La emergencia de las candidaturas independientes, que hasta ahora ha tenido logros magros quizá porque estos son frecuentemente perfectos desconocidos en sus comunidades, podría ofrecer un menú de candidatos presidenciales en la matriz izquierda-derecha, que si bien resulta imposible pensar que uno de ellos alcance la Presidencia de la República lo que sí podrían provocar es que reste franjas de su voto leal a los partidos grandes incluido Morena.

La gran amenaza que existe es que esa franja social creciente de irritados en las redes sociales, opte por abstenerse o utilizar el voto como castigo. Y eso, si bien podría favorecer la candidatura de López Obrador, también podría compartir votos con los candidatos independientes, o incluso favorecer la candidatura indígena que promueve el EZLN  y que va por una franja del voto de las izquierdas.

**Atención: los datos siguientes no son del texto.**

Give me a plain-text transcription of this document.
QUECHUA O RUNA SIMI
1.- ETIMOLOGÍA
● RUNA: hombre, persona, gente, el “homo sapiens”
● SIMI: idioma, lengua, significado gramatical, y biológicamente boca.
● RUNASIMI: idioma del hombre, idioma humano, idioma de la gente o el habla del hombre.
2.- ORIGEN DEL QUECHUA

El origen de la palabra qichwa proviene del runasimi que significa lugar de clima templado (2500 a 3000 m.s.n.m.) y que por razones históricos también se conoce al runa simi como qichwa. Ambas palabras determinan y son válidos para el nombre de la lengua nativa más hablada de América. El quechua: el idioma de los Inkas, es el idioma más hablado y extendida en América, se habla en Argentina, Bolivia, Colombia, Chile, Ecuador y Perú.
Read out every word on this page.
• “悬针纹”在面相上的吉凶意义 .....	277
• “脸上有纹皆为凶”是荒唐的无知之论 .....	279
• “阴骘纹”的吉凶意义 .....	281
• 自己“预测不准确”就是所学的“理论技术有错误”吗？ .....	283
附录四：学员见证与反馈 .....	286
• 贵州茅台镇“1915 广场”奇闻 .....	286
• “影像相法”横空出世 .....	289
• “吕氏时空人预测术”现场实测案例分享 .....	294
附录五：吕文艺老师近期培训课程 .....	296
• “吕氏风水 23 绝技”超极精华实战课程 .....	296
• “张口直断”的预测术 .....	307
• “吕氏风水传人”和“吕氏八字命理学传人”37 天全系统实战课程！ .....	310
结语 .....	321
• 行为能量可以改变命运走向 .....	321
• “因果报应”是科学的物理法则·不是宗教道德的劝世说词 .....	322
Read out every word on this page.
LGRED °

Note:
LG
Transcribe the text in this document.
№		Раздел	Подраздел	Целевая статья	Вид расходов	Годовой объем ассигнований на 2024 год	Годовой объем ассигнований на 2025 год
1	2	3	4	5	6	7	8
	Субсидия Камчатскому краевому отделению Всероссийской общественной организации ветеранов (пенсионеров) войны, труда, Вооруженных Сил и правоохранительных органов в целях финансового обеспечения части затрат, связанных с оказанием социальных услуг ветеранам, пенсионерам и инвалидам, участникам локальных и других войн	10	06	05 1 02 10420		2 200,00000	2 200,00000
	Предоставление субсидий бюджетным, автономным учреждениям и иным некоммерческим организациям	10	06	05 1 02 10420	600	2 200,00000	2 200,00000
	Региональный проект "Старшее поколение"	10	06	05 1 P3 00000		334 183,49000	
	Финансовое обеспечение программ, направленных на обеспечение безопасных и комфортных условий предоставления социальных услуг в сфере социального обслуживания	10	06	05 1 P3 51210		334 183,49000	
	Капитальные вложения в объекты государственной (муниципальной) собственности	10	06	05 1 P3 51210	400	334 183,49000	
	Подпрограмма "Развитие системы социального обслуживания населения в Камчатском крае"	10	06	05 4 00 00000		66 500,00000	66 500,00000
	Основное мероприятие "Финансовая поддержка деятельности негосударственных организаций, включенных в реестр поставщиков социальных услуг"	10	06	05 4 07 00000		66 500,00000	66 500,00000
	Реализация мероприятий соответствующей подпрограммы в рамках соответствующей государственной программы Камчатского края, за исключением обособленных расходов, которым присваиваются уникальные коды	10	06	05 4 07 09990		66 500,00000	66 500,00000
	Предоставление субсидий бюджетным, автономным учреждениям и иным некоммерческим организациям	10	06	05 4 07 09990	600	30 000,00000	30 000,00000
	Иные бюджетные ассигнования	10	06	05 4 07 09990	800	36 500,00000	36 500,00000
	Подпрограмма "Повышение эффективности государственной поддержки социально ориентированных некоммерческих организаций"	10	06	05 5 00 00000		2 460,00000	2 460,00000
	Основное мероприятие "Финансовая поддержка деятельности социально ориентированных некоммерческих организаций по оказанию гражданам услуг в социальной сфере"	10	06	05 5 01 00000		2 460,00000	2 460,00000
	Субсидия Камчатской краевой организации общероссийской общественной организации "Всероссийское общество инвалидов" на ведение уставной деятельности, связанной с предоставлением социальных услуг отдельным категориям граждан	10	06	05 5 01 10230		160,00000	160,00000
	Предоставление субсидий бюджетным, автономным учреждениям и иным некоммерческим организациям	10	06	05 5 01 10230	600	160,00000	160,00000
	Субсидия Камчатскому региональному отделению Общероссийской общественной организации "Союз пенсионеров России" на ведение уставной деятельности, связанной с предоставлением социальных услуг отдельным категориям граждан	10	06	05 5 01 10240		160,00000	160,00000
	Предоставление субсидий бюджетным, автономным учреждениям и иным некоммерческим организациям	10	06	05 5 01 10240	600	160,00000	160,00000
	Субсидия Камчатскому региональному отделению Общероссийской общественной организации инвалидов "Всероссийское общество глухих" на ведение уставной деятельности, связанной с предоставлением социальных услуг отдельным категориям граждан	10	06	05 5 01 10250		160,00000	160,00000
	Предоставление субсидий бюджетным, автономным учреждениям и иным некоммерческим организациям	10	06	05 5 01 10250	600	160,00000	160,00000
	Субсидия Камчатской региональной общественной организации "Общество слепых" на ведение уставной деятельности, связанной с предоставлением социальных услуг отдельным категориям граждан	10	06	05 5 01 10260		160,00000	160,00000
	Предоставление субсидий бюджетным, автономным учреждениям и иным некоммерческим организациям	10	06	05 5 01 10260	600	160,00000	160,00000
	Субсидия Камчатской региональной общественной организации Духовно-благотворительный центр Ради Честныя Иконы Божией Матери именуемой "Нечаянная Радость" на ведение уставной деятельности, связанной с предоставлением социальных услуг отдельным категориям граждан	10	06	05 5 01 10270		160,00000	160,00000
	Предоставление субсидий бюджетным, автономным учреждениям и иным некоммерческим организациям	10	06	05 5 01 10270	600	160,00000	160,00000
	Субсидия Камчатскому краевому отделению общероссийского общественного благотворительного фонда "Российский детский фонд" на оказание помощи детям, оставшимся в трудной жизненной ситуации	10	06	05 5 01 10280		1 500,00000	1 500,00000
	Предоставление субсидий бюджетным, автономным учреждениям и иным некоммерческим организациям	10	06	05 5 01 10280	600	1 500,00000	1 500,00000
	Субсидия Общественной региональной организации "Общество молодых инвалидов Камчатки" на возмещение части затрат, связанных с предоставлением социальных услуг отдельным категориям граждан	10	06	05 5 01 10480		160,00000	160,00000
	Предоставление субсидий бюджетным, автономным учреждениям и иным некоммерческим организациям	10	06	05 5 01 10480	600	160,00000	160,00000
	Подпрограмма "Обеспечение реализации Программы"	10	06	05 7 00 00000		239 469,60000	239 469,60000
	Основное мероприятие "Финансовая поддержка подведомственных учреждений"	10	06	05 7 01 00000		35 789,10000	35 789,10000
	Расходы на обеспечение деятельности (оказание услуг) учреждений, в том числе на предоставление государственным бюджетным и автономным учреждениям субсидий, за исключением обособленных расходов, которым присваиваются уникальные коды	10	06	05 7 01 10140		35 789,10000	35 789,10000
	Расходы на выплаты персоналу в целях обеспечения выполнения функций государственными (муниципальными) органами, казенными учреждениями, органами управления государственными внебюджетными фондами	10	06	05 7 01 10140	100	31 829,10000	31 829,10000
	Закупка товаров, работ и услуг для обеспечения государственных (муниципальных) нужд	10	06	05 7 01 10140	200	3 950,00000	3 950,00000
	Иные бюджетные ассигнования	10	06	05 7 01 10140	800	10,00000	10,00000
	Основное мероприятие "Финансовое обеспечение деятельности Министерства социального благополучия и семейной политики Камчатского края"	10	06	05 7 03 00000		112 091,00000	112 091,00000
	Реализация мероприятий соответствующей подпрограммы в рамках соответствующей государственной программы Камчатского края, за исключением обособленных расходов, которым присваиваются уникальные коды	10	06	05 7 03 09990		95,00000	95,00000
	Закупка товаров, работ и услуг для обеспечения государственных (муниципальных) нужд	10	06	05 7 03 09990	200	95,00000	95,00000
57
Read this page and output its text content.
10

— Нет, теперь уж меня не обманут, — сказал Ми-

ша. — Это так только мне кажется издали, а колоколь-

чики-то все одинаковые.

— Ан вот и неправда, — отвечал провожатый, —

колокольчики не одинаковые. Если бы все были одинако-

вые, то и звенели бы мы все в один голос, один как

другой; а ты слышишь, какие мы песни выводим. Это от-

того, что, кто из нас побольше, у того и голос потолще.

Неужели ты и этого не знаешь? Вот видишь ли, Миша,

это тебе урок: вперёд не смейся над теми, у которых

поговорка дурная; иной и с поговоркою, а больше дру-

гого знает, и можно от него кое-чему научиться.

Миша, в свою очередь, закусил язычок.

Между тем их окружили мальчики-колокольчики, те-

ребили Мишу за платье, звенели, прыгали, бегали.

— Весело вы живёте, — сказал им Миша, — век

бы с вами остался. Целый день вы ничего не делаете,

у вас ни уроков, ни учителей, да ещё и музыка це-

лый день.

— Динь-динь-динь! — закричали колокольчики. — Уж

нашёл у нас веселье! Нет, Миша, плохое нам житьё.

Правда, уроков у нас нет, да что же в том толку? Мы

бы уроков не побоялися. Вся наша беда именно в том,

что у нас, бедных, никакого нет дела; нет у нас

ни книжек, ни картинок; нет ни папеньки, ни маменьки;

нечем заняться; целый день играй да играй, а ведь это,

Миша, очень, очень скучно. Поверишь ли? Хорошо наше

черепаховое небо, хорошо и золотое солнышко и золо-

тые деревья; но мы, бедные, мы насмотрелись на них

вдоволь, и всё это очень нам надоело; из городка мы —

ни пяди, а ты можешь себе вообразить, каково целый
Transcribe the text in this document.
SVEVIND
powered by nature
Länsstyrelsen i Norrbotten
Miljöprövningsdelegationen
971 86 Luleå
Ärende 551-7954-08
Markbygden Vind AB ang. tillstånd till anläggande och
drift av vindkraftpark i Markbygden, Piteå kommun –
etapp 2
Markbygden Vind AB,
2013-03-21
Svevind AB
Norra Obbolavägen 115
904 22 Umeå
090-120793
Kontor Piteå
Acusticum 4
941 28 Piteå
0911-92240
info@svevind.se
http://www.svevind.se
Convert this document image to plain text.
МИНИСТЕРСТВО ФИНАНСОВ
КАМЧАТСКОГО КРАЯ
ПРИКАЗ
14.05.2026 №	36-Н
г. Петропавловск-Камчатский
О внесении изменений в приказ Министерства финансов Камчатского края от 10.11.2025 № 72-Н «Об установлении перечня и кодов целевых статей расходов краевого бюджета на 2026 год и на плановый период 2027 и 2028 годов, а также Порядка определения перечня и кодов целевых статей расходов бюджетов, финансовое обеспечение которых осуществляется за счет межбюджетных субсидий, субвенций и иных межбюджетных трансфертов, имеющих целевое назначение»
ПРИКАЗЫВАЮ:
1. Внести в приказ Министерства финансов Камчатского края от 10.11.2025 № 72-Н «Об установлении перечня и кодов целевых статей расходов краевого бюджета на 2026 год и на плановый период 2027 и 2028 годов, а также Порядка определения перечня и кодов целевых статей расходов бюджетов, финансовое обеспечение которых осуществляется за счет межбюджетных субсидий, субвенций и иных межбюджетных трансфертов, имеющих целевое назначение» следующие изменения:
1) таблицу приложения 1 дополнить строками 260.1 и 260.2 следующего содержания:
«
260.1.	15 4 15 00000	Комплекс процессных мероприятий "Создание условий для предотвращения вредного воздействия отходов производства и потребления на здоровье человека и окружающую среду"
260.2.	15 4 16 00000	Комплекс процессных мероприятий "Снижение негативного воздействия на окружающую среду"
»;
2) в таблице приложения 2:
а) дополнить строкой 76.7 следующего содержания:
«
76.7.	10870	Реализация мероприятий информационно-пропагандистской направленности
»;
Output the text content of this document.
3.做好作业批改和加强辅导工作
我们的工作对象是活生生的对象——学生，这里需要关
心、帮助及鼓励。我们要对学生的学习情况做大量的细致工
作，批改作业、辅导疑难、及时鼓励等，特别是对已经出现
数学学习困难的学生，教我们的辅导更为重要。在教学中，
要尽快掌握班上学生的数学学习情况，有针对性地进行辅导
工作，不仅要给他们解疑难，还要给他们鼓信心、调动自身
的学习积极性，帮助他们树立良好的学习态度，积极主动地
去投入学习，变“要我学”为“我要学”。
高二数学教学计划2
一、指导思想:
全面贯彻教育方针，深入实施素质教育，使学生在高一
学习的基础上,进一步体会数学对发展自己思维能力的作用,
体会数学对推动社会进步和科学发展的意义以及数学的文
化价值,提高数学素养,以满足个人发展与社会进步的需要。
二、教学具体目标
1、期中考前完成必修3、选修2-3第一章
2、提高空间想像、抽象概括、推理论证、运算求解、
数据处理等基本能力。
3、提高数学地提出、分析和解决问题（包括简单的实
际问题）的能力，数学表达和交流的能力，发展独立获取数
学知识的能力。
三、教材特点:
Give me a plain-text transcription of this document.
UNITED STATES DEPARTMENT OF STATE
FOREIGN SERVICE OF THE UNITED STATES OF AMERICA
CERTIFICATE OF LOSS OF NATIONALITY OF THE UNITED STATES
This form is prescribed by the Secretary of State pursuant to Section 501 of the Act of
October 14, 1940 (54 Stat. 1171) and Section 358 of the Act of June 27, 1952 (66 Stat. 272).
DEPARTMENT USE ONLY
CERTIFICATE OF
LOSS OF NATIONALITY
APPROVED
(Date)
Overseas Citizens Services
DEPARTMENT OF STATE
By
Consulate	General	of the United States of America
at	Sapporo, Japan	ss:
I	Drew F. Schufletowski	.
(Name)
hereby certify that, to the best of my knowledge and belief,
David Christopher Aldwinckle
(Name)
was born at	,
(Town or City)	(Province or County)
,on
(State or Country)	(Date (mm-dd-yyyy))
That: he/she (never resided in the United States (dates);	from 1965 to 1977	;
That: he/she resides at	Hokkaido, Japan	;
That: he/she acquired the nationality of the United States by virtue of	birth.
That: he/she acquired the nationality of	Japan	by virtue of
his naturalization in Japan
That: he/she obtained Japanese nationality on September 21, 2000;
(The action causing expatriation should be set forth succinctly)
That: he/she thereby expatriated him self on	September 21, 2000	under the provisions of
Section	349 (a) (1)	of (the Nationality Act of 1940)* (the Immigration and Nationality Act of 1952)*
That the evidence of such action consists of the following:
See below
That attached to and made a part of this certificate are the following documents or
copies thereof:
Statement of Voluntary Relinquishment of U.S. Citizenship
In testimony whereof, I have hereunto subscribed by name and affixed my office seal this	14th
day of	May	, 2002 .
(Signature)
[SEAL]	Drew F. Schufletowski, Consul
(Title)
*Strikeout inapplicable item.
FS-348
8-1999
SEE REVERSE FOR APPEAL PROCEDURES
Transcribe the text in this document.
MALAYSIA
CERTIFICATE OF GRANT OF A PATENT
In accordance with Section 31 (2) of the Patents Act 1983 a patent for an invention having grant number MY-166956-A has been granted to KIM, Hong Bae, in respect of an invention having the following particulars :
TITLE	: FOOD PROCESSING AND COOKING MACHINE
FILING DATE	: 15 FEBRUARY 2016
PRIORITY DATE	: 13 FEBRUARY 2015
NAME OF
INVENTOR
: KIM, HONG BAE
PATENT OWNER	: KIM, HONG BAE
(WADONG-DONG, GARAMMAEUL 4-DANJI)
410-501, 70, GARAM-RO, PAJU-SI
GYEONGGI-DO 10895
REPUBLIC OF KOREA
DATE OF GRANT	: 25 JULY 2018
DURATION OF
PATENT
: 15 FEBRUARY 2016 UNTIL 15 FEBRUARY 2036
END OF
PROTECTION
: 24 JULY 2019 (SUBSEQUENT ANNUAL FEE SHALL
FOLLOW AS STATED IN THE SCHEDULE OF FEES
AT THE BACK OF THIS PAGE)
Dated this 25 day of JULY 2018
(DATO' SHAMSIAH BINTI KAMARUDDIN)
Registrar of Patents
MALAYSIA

Entonces, el de 2018 es un escenario que no favorece la agregación en el sistema político de representación si no por el contario la fragmentación del voto, esto nos lleva a identificar los problemas en un sistema híper-fragmentado, que visto desde la teoría democrática de un voto, un ciudadano, es perfecta, sin embargo, la conversión de votos en escaños distribuye el poder de otra manera, no en función de los porcentajes de votos, sino mediante un sistema de restos mayores donde a unos partidos les cuestan más su representación que a otras formaciones políticas.

Esto garantiza generar mayorías absolutas o el establecimiento de alianzas legislativas para que teóricamente se garantice la gobernabilidad en el país o en los estados, cosa que no ocurriría de traducirse la híper-fragmentación literalmente en representación política.

Este dispositivo es favorable para el PRI y el PAN, y en menor grado para Morena, que si bien puede ganar la Presidencia de la República, incluso el gobierno de la Ciudad de México, es poco probable que alguno de los tres tenga la mayoría absoluta en las cámaras legislativas, y eso representa un escenario complejo que obliga a la negociación y al acuerdo, cuando no a un constante chantaje político.

Se dice que el mejor escenario democrático es el de la formación de gobiernos divididos porque intrínsecamente obliga a las partes a formar mayorías artificiales, sin embargo, la experiencia de este tipo de gobiernos en nuestro país es que no ha servido precisamente para que la política llegue a estar al servicio de una mejor distribución del ingreso o la elevación de los niveles de bienestar de la población, sino para favorecer a las elites que están puestas en entredicho.

En definitiva, la fragmentación electoral y parlamentaria, coincide no con mejores arreglos sino con los grandes escándalos de corrupción política y la absoluta impunidad en la mayoría de los casos o sea termina por afectar la capacidad de reacción política ante los excesos.